God took on body odor, emotional problems, school, and temptation. And this incarnation was not temporary. Sure, God had appeared to his people at times throughout history—the cloud during the exodus, the burning bush, Isaiah’s vision in the Temple. But the incarnation was different from all of these. These were what theologians call theophanies—appearances of God. But the incarnation was no theophany. The incarnation of Jesus Christ was permanent. Jesus continues to this day to stand beside the Father’s throne, interceding on our behalf. Jesus is still a man (Acts 17:31; 2 Timothy 2:5), albeit a man who has ascended in glory to rule the nations with an iron scepter.

 

Christmas is a celebration of the singular most unlikely miracle in the history of the universe. God united his person to a human person: a human body and—yes—a human soul. He did this for his people. For us. Don’t think that the cross alone secured your salvation.

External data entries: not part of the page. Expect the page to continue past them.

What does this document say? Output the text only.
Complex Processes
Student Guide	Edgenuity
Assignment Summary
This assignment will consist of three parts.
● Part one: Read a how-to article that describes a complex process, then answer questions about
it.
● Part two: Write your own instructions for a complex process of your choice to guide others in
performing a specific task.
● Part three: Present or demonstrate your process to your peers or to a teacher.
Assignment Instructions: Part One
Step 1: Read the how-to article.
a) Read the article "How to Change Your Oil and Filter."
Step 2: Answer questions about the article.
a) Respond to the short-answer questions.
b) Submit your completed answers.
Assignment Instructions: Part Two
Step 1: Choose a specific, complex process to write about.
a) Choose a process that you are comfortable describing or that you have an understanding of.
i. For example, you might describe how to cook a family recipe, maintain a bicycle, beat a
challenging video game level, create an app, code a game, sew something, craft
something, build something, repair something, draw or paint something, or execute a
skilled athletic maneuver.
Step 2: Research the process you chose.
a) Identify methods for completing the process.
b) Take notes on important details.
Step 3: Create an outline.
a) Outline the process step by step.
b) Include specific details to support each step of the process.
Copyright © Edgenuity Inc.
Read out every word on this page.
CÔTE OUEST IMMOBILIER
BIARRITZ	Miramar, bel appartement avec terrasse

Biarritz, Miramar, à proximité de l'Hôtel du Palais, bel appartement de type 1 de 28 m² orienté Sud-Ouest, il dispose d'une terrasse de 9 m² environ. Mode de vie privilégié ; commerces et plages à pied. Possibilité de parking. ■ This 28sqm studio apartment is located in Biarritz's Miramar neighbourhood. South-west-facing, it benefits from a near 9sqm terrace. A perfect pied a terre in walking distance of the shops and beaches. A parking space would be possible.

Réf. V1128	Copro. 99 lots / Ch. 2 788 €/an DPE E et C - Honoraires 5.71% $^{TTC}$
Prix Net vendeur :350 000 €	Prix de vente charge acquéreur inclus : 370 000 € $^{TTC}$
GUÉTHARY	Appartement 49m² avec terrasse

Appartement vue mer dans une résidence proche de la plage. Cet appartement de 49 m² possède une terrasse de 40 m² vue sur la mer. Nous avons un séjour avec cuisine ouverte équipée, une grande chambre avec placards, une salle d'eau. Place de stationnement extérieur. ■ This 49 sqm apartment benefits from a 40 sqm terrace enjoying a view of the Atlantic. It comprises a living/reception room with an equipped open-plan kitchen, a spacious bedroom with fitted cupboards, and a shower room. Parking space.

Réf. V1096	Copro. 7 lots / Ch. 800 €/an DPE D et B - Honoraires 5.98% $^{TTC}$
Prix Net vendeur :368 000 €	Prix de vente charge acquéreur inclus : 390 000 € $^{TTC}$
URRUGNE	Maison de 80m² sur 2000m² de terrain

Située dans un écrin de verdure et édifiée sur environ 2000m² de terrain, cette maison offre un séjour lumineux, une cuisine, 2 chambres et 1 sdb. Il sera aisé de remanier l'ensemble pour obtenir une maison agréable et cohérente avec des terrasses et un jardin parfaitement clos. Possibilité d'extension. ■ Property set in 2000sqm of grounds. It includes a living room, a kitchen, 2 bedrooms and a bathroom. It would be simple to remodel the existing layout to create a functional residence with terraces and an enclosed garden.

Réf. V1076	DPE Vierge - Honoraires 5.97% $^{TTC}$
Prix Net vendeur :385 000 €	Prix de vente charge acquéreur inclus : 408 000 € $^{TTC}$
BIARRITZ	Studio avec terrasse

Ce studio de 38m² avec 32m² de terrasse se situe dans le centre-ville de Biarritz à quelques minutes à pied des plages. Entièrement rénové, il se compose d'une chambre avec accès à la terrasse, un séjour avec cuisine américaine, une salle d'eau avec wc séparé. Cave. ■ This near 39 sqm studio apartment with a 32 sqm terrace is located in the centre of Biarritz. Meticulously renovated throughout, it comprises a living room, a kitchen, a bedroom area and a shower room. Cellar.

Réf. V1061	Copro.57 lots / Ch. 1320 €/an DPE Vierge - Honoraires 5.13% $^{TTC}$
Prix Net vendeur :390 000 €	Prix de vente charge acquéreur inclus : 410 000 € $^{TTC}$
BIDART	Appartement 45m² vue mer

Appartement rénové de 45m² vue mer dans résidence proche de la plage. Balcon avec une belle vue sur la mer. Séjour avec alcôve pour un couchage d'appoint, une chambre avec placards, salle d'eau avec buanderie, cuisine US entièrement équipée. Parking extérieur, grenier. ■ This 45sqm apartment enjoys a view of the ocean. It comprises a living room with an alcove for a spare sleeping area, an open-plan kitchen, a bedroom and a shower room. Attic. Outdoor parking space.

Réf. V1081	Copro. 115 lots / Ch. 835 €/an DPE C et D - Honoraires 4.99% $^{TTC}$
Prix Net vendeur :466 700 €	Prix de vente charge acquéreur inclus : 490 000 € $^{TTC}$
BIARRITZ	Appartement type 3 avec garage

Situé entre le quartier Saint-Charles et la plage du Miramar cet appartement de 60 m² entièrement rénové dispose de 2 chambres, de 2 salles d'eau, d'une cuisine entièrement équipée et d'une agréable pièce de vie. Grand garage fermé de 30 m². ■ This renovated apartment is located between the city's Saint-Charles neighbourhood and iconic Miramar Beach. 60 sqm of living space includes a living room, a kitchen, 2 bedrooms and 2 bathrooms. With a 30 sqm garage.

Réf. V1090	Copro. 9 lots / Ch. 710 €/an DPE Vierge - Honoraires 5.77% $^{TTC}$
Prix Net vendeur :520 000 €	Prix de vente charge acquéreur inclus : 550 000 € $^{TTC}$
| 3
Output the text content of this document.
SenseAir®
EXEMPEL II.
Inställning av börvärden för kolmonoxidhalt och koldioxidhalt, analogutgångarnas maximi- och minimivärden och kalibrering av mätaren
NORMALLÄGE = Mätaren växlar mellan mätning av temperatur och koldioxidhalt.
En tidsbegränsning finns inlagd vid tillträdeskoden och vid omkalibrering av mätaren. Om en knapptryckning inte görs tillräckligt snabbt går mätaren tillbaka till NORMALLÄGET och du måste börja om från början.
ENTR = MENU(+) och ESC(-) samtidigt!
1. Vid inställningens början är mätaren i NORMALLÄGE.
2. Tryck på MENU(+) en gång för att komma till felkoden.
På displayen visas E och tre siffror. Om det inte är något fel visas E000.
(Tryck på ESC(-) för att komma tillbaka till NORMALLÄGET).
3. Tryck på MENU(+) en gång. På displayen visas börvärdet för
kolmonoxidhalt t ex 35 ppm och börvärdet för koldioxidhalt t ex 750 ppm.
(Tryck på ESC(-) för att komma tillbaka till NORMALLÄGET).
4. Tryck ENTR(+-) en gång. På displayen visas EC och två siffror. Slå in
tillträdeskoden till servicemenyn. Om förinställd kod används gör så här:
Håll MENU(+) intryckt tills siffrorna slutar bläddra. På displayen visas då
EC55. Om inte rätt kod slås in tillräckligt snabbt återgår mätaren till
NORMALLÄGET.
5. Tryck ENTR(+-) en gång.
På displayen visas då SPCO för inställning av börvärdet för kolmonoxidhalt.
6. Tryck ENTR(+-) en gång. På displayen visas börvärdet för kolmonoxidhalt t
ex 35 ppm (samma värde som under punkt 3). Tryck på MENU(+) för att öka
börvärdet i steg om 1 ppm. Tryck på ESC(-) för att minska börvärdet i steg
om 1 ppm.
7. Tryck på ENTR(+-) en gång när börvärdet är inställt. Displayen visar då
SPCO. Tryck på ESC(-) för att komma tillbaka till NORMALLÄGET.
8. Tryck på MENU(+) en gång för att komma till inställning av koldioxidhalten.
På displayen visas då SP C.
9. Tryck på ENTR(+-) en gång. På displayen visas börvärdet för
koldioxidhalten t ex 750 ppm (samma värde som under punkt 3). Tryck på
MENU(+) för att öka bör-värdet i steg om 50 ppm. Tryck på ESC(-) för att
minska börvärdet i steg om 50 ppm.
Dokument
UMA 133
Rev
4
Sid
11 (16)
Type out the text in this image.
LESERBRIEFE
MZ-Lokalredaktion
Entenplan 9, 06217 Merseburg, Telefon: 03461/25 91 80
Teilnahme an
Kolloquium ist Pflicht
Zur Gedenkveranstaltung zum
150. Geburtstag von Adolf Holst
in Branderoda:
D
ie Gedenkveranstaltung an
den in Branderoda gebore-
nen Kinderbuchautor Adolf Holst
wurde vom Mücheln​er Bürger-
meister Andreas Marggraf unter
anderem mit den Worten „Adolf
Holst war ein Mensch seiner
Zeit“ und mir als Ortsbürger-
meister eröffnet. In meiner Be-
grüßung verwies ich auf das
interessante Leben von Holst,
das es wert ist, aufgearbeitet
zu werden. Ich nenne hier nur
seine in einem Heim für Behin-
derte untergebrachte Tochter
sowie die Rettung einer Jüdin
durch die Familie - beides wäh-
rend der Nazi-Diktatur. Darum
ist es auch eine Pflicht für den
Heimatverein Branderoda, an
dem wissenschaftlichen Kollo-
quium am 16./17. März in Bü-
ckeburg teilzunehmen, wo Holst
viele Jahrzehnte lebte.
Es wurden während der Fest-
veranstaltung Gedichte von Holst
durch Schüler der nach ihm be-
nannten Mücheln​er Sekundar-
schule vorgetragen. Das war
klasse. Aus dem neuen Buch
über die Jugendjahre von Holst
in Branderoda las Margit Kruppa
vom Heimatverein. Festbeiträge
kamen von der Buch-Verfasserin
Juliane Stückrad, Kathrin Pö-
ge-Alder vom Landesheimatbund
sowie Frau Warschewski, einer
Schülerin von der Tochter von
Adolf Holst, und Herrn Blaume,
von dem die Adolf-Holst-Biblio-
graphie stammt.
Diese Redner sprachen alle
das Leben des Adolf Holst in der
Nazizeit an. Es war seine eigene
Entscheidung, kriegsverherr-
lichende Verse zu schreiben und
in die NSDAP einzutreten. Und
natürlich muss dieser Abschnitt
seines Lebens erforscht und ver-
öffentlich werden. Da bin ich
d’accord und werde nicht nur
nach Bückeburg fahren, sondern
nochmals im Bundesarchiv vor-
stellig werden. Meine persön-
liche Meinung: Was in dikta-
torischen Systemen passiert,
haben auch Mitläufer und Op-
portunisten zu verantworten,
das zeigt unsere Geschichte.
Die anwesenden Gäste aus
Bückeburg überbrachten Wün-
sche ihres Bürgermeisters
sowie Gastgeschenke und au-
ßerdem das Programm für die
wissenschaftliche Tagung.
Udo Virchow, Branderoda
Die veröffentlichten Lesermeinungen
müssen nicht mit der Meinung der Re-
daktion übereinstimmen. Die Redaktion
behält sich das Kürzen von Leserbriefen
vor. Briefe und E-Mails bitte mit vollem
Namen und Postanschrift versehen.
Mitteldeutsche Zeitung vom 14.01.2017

God became man so that God’s image in you might be restored—in your body as well as your soul. Christmas is no more about Jesus’ birthday than it is about presents and mistletoe. It’s about the exaltation of our humanity through the humiliation of the Son’s deity. And I am convinced that God will always seem distant until we really grapple with the fact that pray with the mediation of a human who is God, to a God who is united forever to humanity. Does this make you uneasy? Perhaps you’ll join me in thinking of yourself as a recovering Docetist.